Старик хихикнул, искренне веселясь и походя на умалишенного ребенка. Ной подумал о том, что в детстве он, должно быть, мучил животных и сжигал насекомых с помощью увеличительного стекла. Старик наверняка держал людей в подвале и до того, как наступил конец света. Он жил в сельской местности, ближайшие соседи, по сохранившимся домам, были далеко — идеальное место для маньяка.
Старик с лукавым видом покосился на Ноя.
— Ух, и громко же шестеренки в твоей башке крутятся, парень. Хочешь что-то сказать?
— Ты рад, что мир погиб, верно?
— С чего ты взял?
Ной хмыкнул.
— Потому что тебе больше не нужно хоронить своих жертв. Зачем? Законы же больше не действуют, верно?

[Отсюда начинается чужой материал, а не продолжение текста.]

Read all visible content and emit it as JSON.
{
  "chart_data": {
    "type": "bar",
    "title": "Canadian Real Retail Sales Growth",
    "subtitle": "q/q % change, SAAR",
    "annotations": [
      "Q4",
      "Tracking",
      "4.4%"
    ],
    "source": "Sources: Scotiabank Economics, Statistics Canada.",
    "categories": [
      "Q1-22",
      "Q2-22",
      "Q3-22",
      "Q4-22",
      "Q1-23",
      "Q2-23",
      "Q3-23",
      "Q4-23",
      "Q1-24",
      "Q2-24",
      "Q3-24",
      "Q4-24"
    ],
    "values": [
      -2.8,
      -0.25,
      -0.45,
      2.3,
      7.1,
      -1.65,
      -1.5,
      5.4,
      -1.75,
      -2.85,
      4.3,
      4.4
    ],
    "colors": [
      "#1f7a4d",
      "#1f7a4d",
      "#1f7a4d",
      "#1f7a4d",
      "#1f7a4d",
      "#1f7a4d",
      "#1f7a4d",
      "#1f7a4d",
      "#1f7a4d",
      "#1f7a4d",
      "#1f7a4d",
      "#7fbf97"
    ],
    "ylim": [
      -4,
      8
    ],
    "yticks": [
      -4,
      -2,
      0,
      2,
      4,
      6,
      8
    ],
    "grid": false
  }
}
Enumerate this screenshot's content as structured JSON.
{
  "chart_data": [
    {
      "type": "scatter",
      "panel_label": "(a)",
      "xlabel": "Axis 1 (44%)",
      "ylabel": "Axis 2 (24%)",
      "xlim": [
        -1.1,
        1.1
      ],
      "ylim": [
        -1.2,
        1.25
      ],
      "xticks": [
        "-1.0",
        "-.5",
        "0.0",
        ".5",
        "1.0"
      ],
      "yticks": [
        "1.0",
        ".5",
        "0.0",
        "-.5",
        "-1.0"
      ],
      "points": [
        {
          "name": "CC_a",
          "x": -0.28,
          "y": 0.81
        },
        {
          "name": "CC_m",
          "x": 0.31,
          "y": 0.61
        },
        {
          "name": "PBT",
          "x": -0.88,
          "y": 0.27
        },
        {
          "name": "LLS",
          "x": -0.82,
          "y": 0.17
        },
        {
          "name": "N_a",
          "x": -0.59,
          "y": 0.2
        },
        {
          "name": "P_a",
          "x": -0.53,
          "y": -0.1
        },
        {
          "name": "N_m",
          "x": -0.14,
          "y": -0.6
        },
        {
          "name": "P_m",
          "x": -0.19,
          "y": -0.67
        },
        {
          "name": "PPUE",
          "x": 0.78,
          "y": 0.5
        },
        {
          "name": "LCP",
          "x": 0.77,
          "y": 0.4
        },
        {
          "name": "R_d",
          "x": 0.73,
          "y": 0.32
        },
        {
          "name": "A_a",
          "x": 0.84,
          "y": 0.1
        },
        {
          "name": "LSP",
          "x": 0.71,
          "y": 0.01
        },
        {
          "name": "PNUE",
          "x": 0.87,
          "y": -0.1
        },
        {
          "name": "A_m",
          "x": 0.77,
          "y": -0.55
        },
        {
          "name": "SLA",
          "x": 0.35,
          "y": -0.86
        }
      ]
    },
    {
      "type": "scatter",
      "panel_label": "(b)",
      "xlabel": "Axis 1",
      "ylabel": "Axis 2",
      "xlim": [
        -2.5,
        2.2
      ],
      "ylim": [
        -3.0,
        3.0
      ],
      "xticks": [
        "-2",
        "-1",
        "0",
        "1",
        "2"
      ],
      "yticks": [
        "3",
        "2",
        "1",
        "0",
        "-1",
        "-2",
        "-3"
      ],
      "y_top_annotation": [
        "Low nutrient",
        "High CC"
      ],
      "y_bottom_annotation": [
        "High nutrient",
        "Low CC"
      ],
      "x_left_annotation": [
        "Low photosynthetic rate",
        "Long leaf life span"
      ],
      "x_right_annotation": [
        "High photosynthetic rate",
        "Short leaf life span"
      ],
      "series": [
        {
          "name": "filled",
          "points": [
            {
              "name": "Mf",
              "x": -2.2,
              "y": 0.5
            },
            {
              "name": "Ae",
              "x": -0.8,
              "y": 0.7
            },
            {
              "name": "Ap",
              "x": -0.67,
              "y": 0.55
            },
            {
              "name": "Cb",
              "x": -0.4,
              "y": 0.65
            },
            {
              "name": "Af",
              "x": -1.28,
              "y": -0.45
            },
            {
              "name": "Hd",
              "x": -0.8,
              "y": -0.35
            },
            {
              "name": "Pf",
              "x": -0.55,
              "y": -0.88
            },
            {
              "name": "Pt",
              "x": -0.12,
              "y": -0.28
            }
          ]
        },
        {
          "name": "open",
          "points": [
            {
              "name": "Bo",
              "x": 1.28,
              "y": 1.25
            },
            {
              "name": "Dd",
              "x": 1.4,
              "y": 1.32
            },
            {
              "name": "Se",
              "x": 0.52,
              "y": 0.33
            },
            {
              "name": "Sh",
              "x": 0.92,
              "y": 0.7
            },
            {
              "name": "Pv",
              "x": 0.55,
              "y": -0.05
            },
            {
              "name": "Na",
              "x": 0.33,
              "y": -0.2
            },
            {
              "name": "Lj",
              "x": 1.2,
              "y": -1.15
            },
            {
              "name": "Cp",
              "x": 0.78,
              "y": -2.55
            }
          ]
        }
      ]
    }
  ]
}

Старик окинул его оценивающим взглядом.
— Похоже, ты умнее, чем я думал. Есть что еще сказать?
— На самом деле, да.
— Что ж, выкладывай.
— Ты гребаный паразит. И как всякого паразита, тебя нужно истребить.
Лицо старика мгновенно исказила холодная ярость. Глаза вылезли из орбит, ноздри раздулись. Он втянул воздух сквозь плотно стиснутые зубы. Ной понимал, что беззащитен перед взрывом бешенства, но ничего не смог с собой поделать. О своих словах он не жалел, несмотря на боль, которая должна была за ними последовать.